Friday, June 8, 2012

Biting My Tongue Off: Vulnerability Due to Intersecting Identities in Academia


Biting My Tongue Off: 

Vulnerability Due to Intersecting Identities in Academia





     I remember discussing with a mentor the position of people of color in academia, especially at a predominantly white research institution and discipline, and the expectation to always play politics, manipulate professionalism, and constantly self-censor.  When someone questions my credential instead of my paper I bite my tongue.  When someone makes me the subject, as opposed to the researcher, I bite my tongue.  When I’m constantly expected to represent diversity, as the ONLY Black person in my department, I bite my tongue.  I want to say, “no I cannot, contrary to your racist ideologies, I do not represent everything Black, please just let me do my research,” but then I’m the angry Black woman, so I bite my tongue. 

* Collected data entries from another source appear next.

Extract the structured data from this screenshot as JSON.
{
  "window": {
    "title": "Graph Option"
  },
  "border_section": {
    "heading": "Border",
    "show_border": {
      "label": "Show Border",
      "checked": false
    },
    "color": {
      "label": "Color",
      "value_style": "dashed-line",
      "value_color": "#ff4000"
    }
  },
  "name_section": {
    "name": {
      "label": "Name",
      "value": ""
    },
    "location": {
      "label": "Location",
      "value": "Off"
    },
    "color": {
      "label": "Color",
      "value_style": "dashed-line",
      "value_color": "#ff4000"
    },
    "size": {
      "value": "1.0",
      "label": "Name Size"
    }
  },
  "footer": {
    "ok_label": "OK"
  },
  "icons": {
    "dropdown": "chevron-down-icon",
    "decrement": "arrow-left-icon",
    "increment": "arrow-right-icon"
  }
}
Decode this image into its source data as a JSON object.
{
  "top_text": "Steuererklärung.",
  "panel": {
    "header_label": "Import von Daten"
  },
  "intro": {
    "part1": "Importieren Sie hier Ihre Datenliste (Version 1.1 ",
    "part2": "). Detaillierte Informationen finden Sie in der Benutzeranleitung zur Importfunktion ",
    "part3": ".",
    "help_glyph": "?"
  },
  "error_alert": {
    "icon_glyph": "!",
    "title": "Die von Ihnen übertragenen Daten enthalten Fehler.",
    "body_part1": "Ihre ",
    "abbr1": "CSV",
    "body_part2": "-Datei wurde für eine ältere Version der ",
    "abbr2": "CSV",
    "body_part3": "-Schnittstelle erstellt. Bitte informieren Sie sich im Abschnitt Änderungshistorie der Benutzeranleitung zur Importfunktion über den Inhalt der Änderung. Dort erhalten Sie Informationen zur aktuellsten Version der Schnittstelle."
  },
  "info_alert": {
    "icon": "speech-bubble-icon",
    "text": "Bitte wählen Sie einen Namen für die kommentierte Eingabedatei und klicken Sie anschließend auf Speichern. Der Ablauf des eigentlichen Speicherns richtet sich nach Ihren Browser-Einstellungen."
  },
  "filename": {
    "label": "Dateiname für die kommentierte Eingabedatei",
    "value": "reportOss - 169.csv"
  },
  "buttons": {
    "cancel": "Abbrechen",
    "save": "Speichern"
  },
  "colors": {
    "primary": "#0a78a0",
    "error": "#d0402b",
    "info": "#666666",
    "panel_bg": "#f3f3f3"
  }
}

     It always amazes me how one can have a 28-hour day and still harvest extreme feelings of emptiness and exhaustion from the simple, yet often essential, act of biting ones tongue. When I have to read the “theory” of the discipline, frequented with adjectives such as “long-faced negroes,” I bite my tongue. When I read something that offends me so much I hold back tears, I bite my tongue. When I want to scream from the rooftops, “NO MY HAIR IS NOT A TOPIC OF DISCUSSION AND YOU CANNOT TOUCH IT,” I bite my tongue and smile with, as Smokey Robinson said, tears from a clown.

     I remember an episode of A Different World, Mammy Dearest, where Whitley Gilbert wanted to highlight the complexities of the Mammy caricature.  Kim vehemently opposed, however, Mr. Gaines told Kim, and I’m paraphrasing, she [mammy] is not smiling because she is happy.  In reality, she is smiling because she knows how valuable she is on inside.  This is her secret and gift.  The show ended with a beautiful performance elaborating this concept. My question is when does this gift stop being a secret? I bite my tongue.

     As a Black woman in academia, disciplined by a field dominated by white folks who gaze and “other,” I often become the subject in gatherings. This leads me to self-isolate and then I am seen as not being serious about my work, when in reality I’m trying, often unsuccessfully, not to go insane. I bite my tongue. I constantly censor my thoughts, to the point that I do not realize that I am performing in such a way until my mouth starts to bleed. My tongue is a thread from being bitten off and permanently silencing me. I choke. The blood starts to gush and I know, if not handled, I will not need to bite my tongue. I will, instead, become a representation, a museum artifact, seen and not heard, but there when needed to show “diversity.”

     Being a forced representative makes me a statistic. Inclusion inherently excludes.  I remember seeing Zora Neale Hurston posing as a museum exhibit, and the significance didn’t sink in until I realized, and lived, many of the things that forced my sister (in my head) out of academia. I am forced to ignore my other needs, and my life is placed on hold. I wait to love, wait to live, wait to be me and with every growing day, I am anticipating tomorrow, next month, next year. I bite my tongue. 

      In the exam stage, I’m now expected to produce “stuff,” as one of my committee members calls it. This stuff requires a “voice,” but where does this voice come from when I barely have a tongue. A muscle that I have ignored, neglected, and damaged to the extent of almost losing it. One of my committee members said to me, “I can tell from your work what you like, but what do not you like? There’s no critique.” I would have responded, but my tongue, from its damaged state, would not form words.  The blood was too heavy and I choked back tears. It’s hard to critique when the overt policing in the academy disciplined me to self-police,  losing the ability to respond.  

     Tis the game of academia, the first three years we tell you what the politics of the discipline are, in this case, being the majority and “othering” the field population.  If you cannot become white, try your best to conform, but the consequences of such lead you to be voiceless, soul-less, lifeless, and numb until you don ot even remember what it was you want to do with this discipline, and I mean that in the literal sense, in the first place.

     I have to take my agency back and live by the words of the often forgotten Zora Neale Hurston, “sometimes, I feel discriminated against, but it does not make me angry. It merely astonishes me. How can any deny themselves the pleasure of my company? It’s beyond me.” 


     At the end of the day, I have to heal my tongue, find my voice, and reclaim my worth because Queen Latifah said it best when she said, “it’s just another day.”  I will never stop being oppressed, silenced, and disciplined, but I can start exerting my agency, voice, and choice. I mend my tongue. I heal my tongue. I love my tongue. I reclaim my voice.